BC4

214 8 1
                                    

Ali telah sampai dirumahnya dengan senyum mengembang. Ingatannya kembali berputar saat dimata Prilly mengajaknya berkenalan, ingin menjadi temannya, dan meminta nomor handphonenya.

"Abang."

Panggilan itu membuat Ali tersadar dari lamunannya.

"Ah. Iya, Dek?"

Ya. Yang memanggil Ali tadi adalah adiknya, Zalfa Syarief.

Zalfa berumur 7 tahun. Ia sekarang duduk dikelas 2 SD. Zalfa sangat dekat dengan Ali, karena Ali selalu menuruti permintaan Zalfa selagi ia mampu. Ah! Benar-benar kakak idaman.

"Abang kenapa? Kok ngelamun sambil senyum-senyum? Hayoloh! Pasti abis ketemu pacarnya, ya?" Goda Zalfa.

"Apaan kamu ini, Dek. Masih kecil udah tau apa itu pacar aja. Lagian, abang kan belum punya pacar."

"Masa? Kenapa belum punya, Bang?"

"Abang kan masih pengen manjain princess nya abang ini." Ucap Ali sambil mengapit kedua pipi adiknya.

"Ah, Abang." Balas Zalfa malu-malu sambil menutup wajahnya dengan kedua tangannya.

"Yaudah. Kita masuk aja, yuk." Ajak Ali. Zalfa mengangguk lalu meraih tangan Ali menuntunnya masuk kedalam rumah.

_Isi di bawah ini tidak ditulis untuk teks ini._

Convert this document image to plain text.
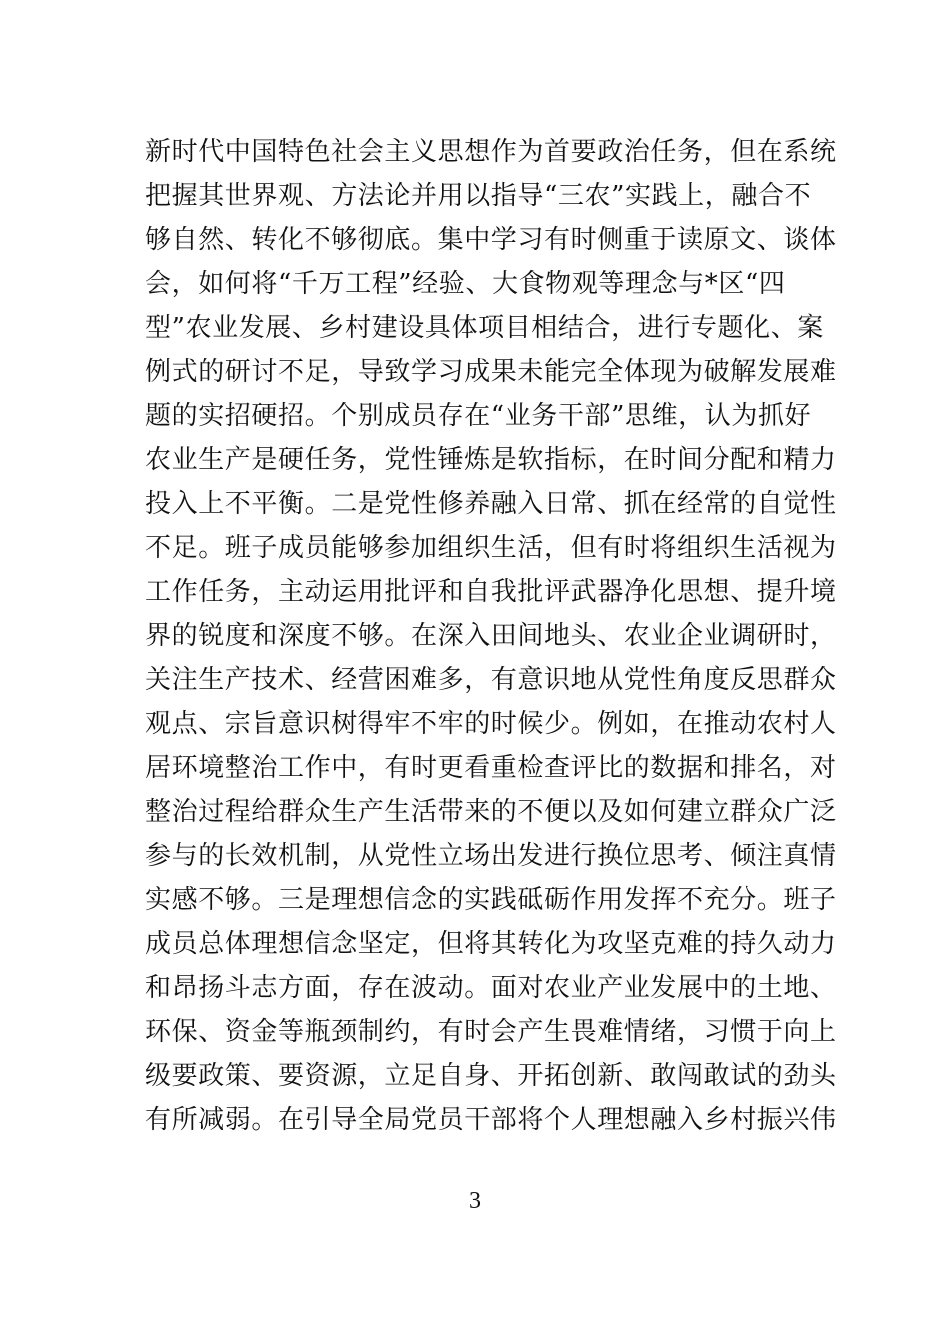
新时代中国特色社会主义思想作为首要政治任务，但在系统
把握其世界观、方法论并用以指导“三农”实践上，融合不
够自然、转化不够彻底。集中学习有时侧重于读原文、谈体
会，如何将“千万工程”经验、大食物观等理念与*区“四
型”农业发展、乡村建设具体项目相结合，进行专题化、案
例式的研讨不足，导致学习成果未能完全体现为破解发展难
题的实招硬招。个别成员存在“业务干部”思维，认为抓好
农业生产是硬任务，党性锤炼是软指标，在时间分配和精力
投入上不平衡。二是党性修养融入日常、抓在经常的自觉性
不足。班子成员能够参加组织生活，但有时将组织生活视为
工作任务，主动运用批评和自我批评武器净化思想、提升境
界的锐度和深度不够。在深入田间地头、农业企业调研时，
关注生产技术、经营困难多，有意识地从党性角度反思群众
观点、宗旨意识树得牢不牢的时候少。例如，在推动农村人
居环境整治工作中，有时更看重检查评比的数据和排名，对
整治过程给群众生产生活带来的不便以及如何建立群众广泛
参与的长效机制，从党性立场出发进行换位思考、倾注真情
实感不够。三是理想信念的实践砥砺作用发挥不充分。班子
成员总体理想信念坚定，但将其转化为攻坚克难的持久动力
和昂扬斗志方面，存在波动。面对农业产业发展中的土地、
环保、资金等瓶颈制约，有时会产生畏难情绪，习惯于向上
级要政策、要资源，立足自身、开拓创新、敢闯敢试的劲头
有所减弱。在引导全局党员干部将个人理想融入乡村振兴伟
3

Ohya, kebetulan ini hari minggu. Jadi, Zalfa libur.

Sesampainya didalam rumah. Ali melihat ibunya sedang mengetuk pintu kamar Dafi, adik laki-lakinya yang berumur 13 tahun. Dafi sekarang duduk dikelas 2 SMP.

"Dafi kenapa, Bu?"

"Ini loh, Bang. Dafi gak mau keluar dari tadi. Dia belum sarapan."

Ini biasa terjadi. Dafi seringkali mengurung diri dikamar jika permintaannya tak dituruti. Sifat Dafi memang sedikit berbeda dari sifat Ali dan Zalfa.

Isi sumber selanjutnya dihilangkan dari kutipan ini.